Simulations help astrophysicists understand and model the turbulent mixing of star gases. This image, created at the Pittsburgh Supercomputing Center (PSC), depicts a 3-D mixing layer between two fluids of different densities in a gravitational field. In this case, a heavy gas is on top of a lighter one. This type of mixing plays an essential role in stellar convection. Understanding mixing dynamics will help researchers with a long-term goal of visualizing the turbulent flows of an entire giant star, one similar to the sun.  PSC is a leading partner in NSF’s eXtreme Science and Engineering Discovery Environment (XSEDE), which provides researchers and educators with the most powerful collection of advanced digital resources in the world.

  • Solar Fury
This glowing maelstrom results from magnetic arcs (orange lines) that shoot hundreds of thousands of kilometers above the sun’s surface. When the electrically charged arcs destabilize, they cause plasma to erupt from the sun’s surface. If one eruption follows another, the second will spew forth faster than the first, catching up and merging with it.
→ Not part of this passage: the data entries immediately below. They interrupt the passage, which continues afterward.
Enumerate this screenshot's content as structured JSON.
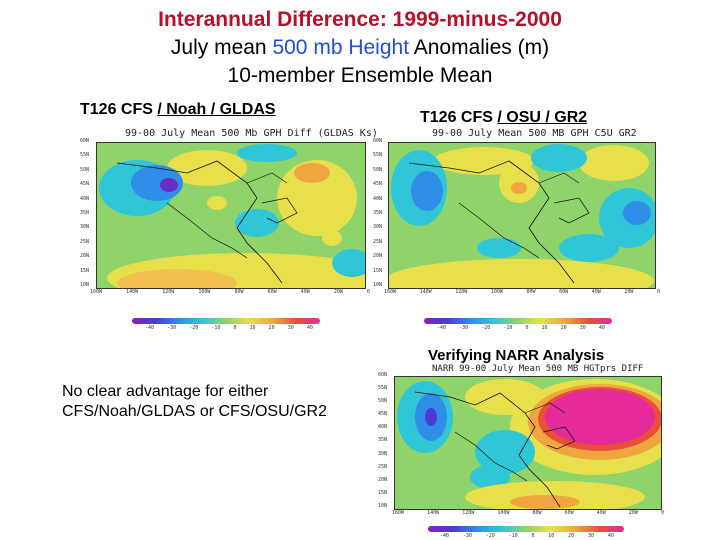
{
  "title": {
    "line1": "Interannual Difference: 1999-minus-2000",
    "line2_pre": "July mean ",
    "line2_hl": "500 mb Height",
    "line2_post": " Anomalies (m)",
    "line3": "10-member Ensemble Mean"
  },
  "panels": [
    {
      "label_pre": "T126 CFS ",
      "label_u": "/ Noah / GLDAS",
      "map_title": "99-00 July Mean 500 Mb GPH Diff (GLDAS Ks)"
    },
    {
      "label_pre": "T126 CFS ",
      "label_u": "/ OSU / GR2",
      "map_title": "99-00 July Mean 500 MB GPH C5U GR2"
    },
    {
      "label_pre": "",
      "label_u": "",
      "label_full": "Verifying NARR Analysis",
      "map_title": "NARR 99-00 July Mean 500 MB HGTprs DIFF"
    }
  ],
  "axes": {
    "lat_ticks": [
      "60N",
      "55N",
      "50N",
      "45N",
      "40N",
      "35N",
      "30N",
      "25N",
      "20N",
      "15N",
      "10N"
    ],
    "lon_ticks": [
      "160W",
      "140W",
      "120W",
      "100W",
      "80W",
      "60W",
      "40W",
      "20W",
      "0"
    ]
  },
  "colorbar": {
    "labels": [
      "-40",
      "-30",
      "-20",
      "-10",
      "0",
      "10",
      "20",
      "30",
      "40"
    ],
    "colors": [
      "#8a1ec8",
      "#4a3ccf",
      "#2f8fe8",
      "#2fc7d8",
      "#8fd46a",
      "#e8e04a",
      "#f0a640",
      "#e8503a",
      "#e62a9a"
    ]
  },
  "conclusion": {
    "line1": "No clear advantage for either",
    "line2": "CFS/Noah/GLDAS or CFS/OSU/GR2"
  }
}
Researchers at National Center for Supercomputing Applications’ Advanced Visualization Laboratory are simulating events that trigger solar eruptions to aid prediction of future solar storms. Such advances will improve preparations to mitigate and prevent the storms’ worst effects such as knocking out the electric power grid and disrupting satellite communications.

  • Churning Out a Supernova
This 3-D simulation captures the dynamics that lead to the explosive birth of a supernova. The red colors indicate hot chaotic material and the blue show cold, inert material. Two giant polar lobes form when strongly magnetized material ejected from the star’s center distorts and fails to launch cleanly away. The simulation was created on Stampede, a supercomputer at the Texas Advanced Computing Center.
  • Spinning Hydrogen
On the bridge of the Allosphere, one of the largest immersive scientific instruments in the world, researchers interact with a spinning hydrogen atom. The bridge runs through the center of the spherical display, which includes stereo video projectors covering the entire visual field, immersive audio, and devices to sense, track and engage users. Located at the University of California, Santa Barbara, the Allosphere allows researchers to visualize, explore and evaluate scientific data too small to see and hear. By magnifying the information to the human scale, researchers can better analyze the data to gain new insights into challenging problems.